Tuero, que actualmente cumple una condena por homicidio en el centro penitenciario de Asturias, negó ante el magistrado la versión ofrecida por la parte contraria. «Estábamos sembrando patatas y nos golpeó la carretilla. Yo le pegué unas palmadas en el tractor para que frenase. Entonces, él se bajó, pegó una patada a nuestro perro, empujó a la pareja de mi padre y me agarró del cuello amenazándome de muerte. Caímos los dos al suelo y, cuando conseguí soltarme, fue al tractor y cogió una guadaña. Tuve que salir corriendo», relató el homicida de Villaviciosa en una versión respaldada por su padre.

También coincidió en lo relatado, o al menos lo intentó, la expareja de este último, la cual afirma haber sufrido una serie de lesiones a consecuencia de un puñetazo propinado por J. R. J. «Me pegó por la espalda y caí de rodillas al suelo. Amenazó de muerte a Brayan y lo tiró al suelo», afirmó en una declaración muy difusa y repleta de contradicciones surgidas a preguntas del abogado de la parte contraria, el letrado Ignacio Manso, quien no dudó a la hora de poner en cuestión las lesiones esgrimidas por la testigo.

Una cuestión en la que intentó aportar luz la médico que atendió a todos los involucrados en el caso y quien afirmó que la lesión que presentaba en la frente J. R. J., podía «perfectamente» haber sido causada por el golpe de una azada.

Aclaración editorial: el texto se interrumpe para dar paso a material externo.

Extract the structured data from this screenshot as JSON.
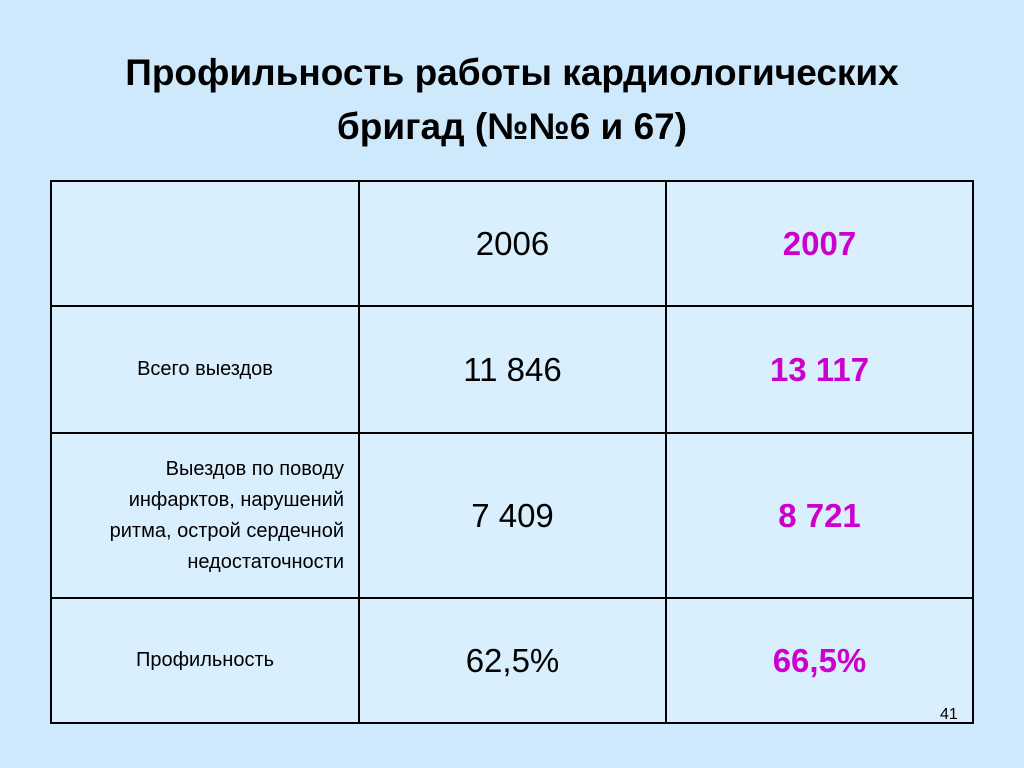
{
  "title_lines": [
    "Профильность работы кардиологических",
    "бригад (№№6 и 67)"
  ],
  "table": {
    "columns": [
      "2006",
      "2007"
    ],
    "rows": [
      {
        "label": "Всего выездов",
        "values": [
          "11 846",
          "13 117"
        ]
      },
      {
        "label": "Выездов по поводу инфарктов, нарушений ритма, острой сердечной недостаточности",
        "values": [
          "7 409",
          "8 721"
        ]
      },
      {
        "label": "Профильность",
        "values": [
          "62,5%",
          "66,5%"
        ]
      }
    ]
  },
  "page_number": "41"
}
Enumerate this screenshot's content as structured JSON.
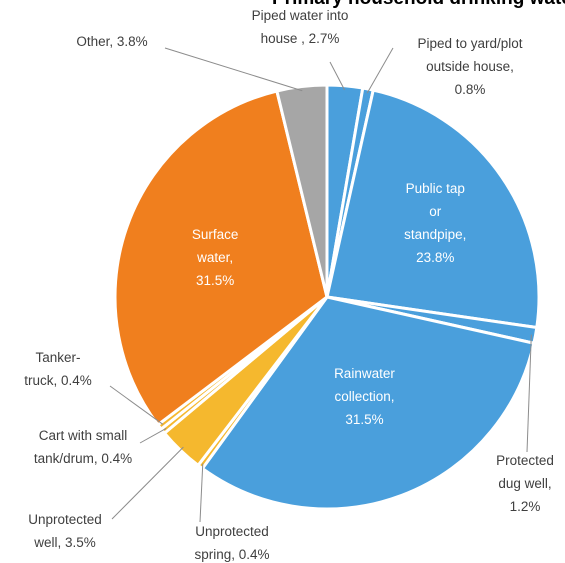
{
  "chart_data": {
    "type": "pie",
    "title": "Primary household drinking water sources",
    "slices": [
      {
        "label": "Piped water into house",
        "lines": [
          "Piped water into",
          "house , 2.7%"
        ],
        "value": 2.7,
        "color": "#4a9fdc",
        "label_pos": "outside-top"
      },
      {
        "label": "Piped to yard/plot outside house",
        "lines": [
          "Piped to yard/plot",
          "outside house,",
          "0.8%"
        ],
        "value": 0.8,
        "color": "#4a9fdc",
        "label_pos": "outside-top-right"
      },
      {
        "label": "Public tap or standpipe",
        "lines": [
          "Public tap",
          "or",
          "standpipe,",
          "23.8%"
        ],
        "value": 23.8,
        "color": "#4a9fdc",
        "label_pos": "inside"
      },
      {
        "label": "Protected dug well",
        "lines": [
          "Protected",
          "dug well,",
          "1.2%"
        ],
        "value": 1.2,
        "color": "#4a9fdc",
        "label_pos": "outside-right"
      },
      {
        "label": "Rainwater collection",
        "lines": [
          "Rainwater",
          "collection,",
          "31.5%"
        ],
        "value": 31.5,
        "color": "#4a9fdc",
        "label_pos": "inside"
      },
      {
        "label": "Unprotected spring",
        "lines": [
          "Unprotected",
          "spring, 0.4%"
        ],
        "value": 0.4,
        "color": "#f5b82e",
        "label_pos": "outside-bottom"
      },
      {
        "label": "Unprotected well",
        "lines": [
          "Unprotected",
          "well, 3.5%"
        ],
        "value": 3.5,
        "color": "#f5b82e",
        "label_pos": "outside-bottom-left"
      },
      {
        "label": "Cart with small tank/drum",
        "lines": [
          "Cart with small",
          "tank/drum, 0.4%"
        ],
        "value": 0.4,
        "color": "#f5b82e",
        "label_pos": "outside-left"
      },
      {
        "label": "Tanker-truck",
        "lines": [
          "Tanker-",
          "truck, 0.4%"
        ],
        "value": 0.4,
        "color": "#f5b82e",
        "label_pos": "outside-left"
      },
      {
        "label": "Surface water",
        "lines": [
          "Surface",
          "water,",
          "31.5%"
        ],
        "value": 31.5,
        "color": "#f07f1e",
        "label_pos": "inside"
      },
      {
        "label": "Other",
        "lines": [
          "Other, 3.8%"
        ],
        "value": 3.8,
        "color": "#a6a6a6",
        "label_pos": "outside-top-left"
      }
    ]
  }
}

Tras la declaración de todas las partes, la Fiscalía mantuvo la petición de tres años para Brayan y Jesús Tuero por un delito de lesiones, y un año para J. R. J. también por lesiones. Por su parte, la defensa de Brayan y Jesús Tuero solicitó su libre absolución, al igual que la de J. R. J., quien consideró que su cliente había sido «brutalmente agredido», motivo por el que solicitó cuatro años de cárcel para ambos. El juicio quedó visto para sentencia.

Crimen hace un año

El pasado año, durante el juicio por la muerte de Adrián Gancedo, todos los testigos citados a declarar coincidieron en señalar a Brayan Tuero como el culpable de las puñaladas que terminaron con la vida del joven de 32 años, vecino de Rozaes. Las primeras personas citadas a declarar corroboraron los indicios que llevaron a detener a Tuero. Tal y como quedó posteriormente probado, Gancedo había intentado mediar en una pelea entre Tuero y su padre, tras lo que posteriormente entró en el pub El Grillu Salvaje. Debido a que tenía la entrada prohibida en el local, Brayan Tuero, de 21 años, decidió esperarlo a la puerta. A su salida, el vecino de Rozaes recibió varias puñaladas que acabaron con su vida.

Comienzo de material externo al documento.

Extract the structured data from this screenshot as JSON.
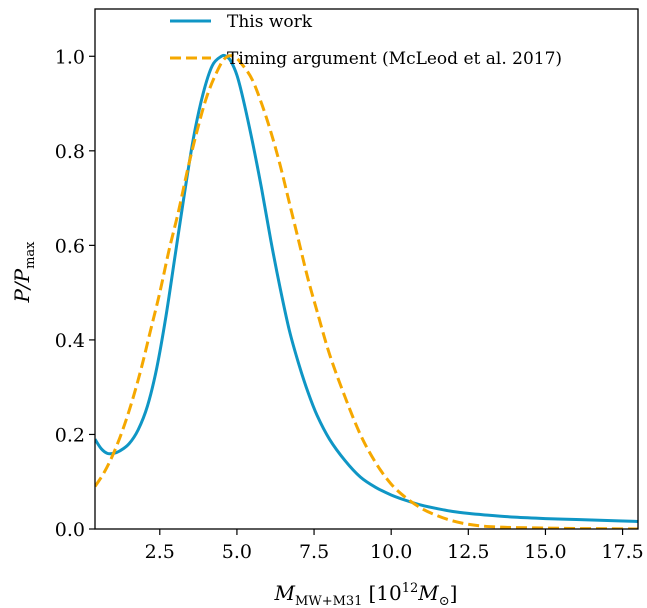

«Esto es el pan nuestro de cada día, son gentuza que lleva provocando altercados muchos años, todos los conocen y mucha gente cruza de acera cuando se los encuentra», comentaban entonces los vecinos del homicida. Todos ellos coincidían en definir al fallecido «como un excelente chaval que no tenía enemigos, su único problema fue encontrarse por la noche con ellos». Recibió una cuchillada en la espalda y al menos otra en el abdomen. El joven asesinado era padre de una niña de nueve años y vivía con su abuela en Rozaes, donde trabajaba en las labores del campo.